Max: The Curse of Brotherhood Xbox One Review
In Max: Curse of the Brotherhood. your end goal is to find your lost brother. But this is largely unimportant, as Curse of the Brotherhood is built solely around gameplay, not story. You might as well be told to go rescue the princess from yet another castle, as like that game, this is one where gameplay shines – albeit in a different way. I highlight this, as in recent years many people seem to harken for games of similar appearance to offer more than just the usual gameplay tropes. Curse of the Brotherhood is not trying to be Braid, Limbo or Brothers. nor any mix of the three. It won’t shock you with a cleverly timed twist or moment. It is just a simple, yet beautiful looking title, relying solely on it’s gameplay to get by. Thankfully, it manages to ‘get by’ very well. Whilst not a wholly unique game, it is a very solid one.

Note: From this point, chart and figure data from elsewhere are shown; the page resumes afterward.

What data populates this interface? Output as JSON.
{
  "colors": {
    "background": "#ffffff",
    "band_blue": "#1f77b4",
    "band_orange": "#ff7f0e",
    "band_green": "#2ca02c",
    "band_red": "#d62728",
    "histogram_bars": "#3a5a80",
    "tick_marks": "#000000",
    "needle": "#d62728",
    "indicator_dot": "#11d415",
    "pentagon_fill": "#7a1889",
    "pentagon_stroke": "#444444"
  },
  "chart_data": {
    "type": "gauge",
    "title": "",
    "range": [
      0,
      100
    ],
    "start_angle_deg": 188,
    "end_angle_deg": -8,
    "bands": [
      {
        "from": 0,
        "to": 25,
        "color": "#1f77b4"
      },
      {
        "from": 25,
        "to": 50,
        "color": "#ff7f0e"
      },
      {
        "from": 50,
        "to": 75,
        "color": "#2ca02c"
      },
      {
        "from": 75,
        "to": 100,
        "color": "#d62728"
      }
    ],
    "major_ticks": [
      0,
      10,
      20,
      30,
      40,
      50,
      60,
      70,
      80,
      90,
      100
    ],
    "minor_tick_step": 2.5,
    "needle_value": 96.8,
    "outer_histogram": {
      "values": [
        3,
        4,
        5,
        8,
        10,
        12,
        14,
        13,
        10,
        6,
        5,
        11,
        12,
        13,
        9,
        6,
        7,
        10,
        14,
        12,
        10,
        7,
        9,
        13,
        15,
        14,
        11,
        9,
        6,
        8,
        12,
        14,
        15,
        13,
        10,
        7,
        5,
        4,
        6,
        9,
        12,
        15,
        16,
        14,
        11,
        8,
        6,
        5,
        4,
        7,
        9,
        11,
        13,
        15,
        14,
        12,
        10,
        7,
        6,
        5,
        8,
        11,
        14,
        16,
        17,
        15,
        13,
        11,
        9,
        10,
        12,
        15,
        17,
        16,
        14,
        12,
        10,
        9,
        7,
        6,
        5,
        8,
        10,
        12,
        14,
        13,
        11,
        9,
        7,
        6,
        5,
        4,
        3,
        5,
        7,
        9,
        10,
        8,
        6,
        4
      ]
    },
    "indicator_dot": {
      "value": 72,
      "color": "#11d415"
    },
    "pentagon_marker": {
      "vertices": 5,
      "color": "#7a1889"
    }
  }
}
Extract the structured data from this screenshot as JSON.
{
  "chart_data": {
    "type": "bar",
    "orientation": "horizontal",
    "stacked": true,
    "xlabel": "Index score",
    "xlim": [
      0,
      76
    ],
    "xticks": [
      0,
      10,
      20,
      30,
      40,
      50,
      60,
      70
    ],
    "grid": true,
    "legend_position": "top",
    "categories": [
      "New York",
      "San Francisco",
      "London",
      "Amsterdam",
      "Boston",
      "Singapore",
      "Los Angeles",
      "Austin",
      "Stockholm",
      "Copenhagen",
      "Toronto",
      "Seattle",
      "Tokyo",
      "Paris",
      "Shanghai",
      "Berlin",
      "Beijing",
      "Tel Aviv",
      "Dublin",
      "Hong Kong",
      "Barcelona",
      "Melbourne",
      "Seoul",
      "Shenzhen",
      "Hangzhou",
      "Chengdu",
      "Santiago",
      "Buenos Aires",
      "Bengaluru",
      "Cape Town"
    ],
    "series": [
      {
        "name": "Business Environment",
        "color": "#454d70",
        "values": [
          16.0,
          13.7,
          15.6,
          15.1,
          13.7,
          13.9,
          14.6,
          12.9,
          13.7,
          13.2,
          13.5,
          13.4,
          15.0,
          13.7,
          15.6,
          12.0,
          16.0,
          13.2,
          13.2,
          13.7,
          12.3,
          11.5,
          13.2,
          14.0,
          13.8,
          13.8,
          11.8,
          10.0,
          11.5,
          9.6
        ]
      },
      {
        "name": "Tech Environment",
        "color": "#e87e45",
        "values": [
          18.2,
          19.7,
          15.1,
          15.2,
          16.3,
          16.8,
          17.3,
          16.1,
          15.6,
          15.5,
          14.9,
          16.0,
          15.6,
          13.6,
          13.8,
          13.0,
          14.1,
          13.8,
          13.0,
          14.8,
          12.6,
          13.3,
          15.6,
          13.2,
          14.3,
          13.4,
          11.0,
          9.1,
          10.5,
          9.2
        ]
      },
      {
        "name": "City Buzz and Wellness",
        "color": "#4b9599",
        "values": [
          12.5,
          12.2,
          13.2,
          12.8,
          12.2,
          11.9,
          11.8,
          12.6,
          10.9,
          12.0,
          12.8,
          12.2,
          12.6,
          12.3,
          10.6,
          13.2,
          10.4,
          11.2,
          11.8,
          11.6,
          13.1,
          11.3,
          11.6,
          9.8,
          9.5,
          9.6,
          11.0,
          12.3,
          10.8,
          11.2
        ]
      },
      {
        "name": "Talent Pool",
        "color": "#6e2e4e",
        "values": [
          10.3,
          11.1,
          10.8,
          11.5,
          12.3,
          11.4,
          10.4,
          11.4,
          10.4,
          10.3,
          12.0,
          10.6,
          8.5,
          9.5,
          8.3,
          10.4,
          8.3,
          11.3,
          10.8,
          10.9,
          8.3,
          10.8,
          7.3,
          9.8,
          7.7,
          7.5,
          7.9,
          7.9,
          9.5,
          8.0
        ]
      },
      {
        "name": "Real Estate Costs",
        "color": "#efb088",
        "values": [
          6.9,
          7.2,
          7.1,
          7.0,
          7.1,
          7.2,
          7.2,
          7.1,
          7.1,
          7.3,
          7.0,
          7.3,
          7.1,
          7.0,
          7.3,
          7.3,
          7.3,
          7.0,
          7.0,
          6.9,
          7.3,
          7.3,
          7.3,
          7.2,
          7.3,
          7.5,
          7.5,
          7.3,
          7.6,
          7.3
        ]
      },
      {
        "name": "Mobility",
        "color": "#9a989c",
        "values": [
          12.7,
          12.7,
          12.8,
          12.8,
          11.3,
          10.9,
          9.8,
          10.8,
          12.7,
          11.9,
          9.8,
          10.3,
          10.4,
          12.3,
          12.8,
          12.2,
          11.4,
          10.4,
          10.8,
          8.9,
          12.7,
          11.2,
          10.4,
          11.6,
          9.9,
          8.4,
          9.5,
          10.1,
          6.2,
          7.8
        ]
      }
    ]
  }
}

From screenshots alone Curse of the Brotherhood may look very much like a simple platformer. However it is more a puzzler wrapped up in a sidescrolling adventure. This is a game that very much reminded me of Oddworld: Abe’s Oddysee – minus the Mudokon-based oppressively bleak storyline and setting. Even though the game boasts the same typical level and chapter layout you’d see from a 2D platformer, each of these levels is, in turn, broken into separate areas, with each having one off puzzles of their own challenging you. The platforming and puzzle sections may be combined in terms of gameplay, but are totally separate from each other in terms of control, with each needing independent inputs.
Puzzles in the game are built around use of Max’s Magic Marker, that can be used to interact with the environment to alter certain items. This does not mean you can go Red Faction-style Geo-Mod crazy as you dig holes in Max’s world, you are instead limited as to where you can interact. Initial work with your marker begins by letting you interact with stone pillars. By raising and lowering them you can make platforms, create blockades or fashion spurious bridges to help you navigate the world. As the locales of the game slowly change in appearance, your marker’s power can create shoots of water for Max to surf upon, leading to some of the game’s more action-filled, grandiose moments. Later in the game, Marker use is given a bit more freedom, with players asked to reach out, and grab vines. These are the most pliable of your puzzling buddies, as you can shape them in more obtuse ways than other items, to make them easier to climb upon.
As already mentioned, the game is more a puzzler that a platformer, and this fact is most evident during the moments the game tasks you with performing platforming tasks in quick succession. Here you do not play a character like Mario nor Super Meat Boy, who will follow your controller inputs precisely. The game’s controls will let you down here if you ask too much from them. But this only really occurs when the game forces you to rush – and thankfully it seems the developer was smart enough to limit these panicked moments to a small handful. In fact, the game has a built in bullet-time mode that automatically triggers when you are required to perform platforming tasks and fast marker inputs together, meaning the game is almost always a test of your brain cells instead of your reflexes.
Perhaps the only facet of Curse of the Brotherhood that I’m not too fond of is the fact it’s on Xbox One. That’s not a dig at the newly debuting console – as I am happy to have something compelling to play on it so soon after launch. But instead of limiting the Magic Marker to an input on a controller, it could have been better implemented on a console or handheld with touch controls – Vita, Wii U, and 3DS all spring to mind. This same fact proved true during the initial release of Rayman Legends in 2013, where the levels with touch control on Wii U and Vita were limited to a button press on other consoles. In that instance, the altered versions of those levels that appeared on console without touch input felt somewhat lacking, but still serviceable. The same is proven true with this release.
However, even in saying that, Curse of the Brotherhood is solid. The hope of what could be does not diminish the fact that what is available right now is entertaining in its own right. As I said at the outset, perhaps even overusing the word, this is a game that relies almost solely on its gameplay to impress, and bar for a small handful of missteps it rarely is a letdown in that regard. It will not be the most compelling thing you play all year, but it does what it set out to do very well. It is a clever game, with a simple idea at it’s core, that consistently brings enough clever ideas to the table as it goes to remain captivating throughout.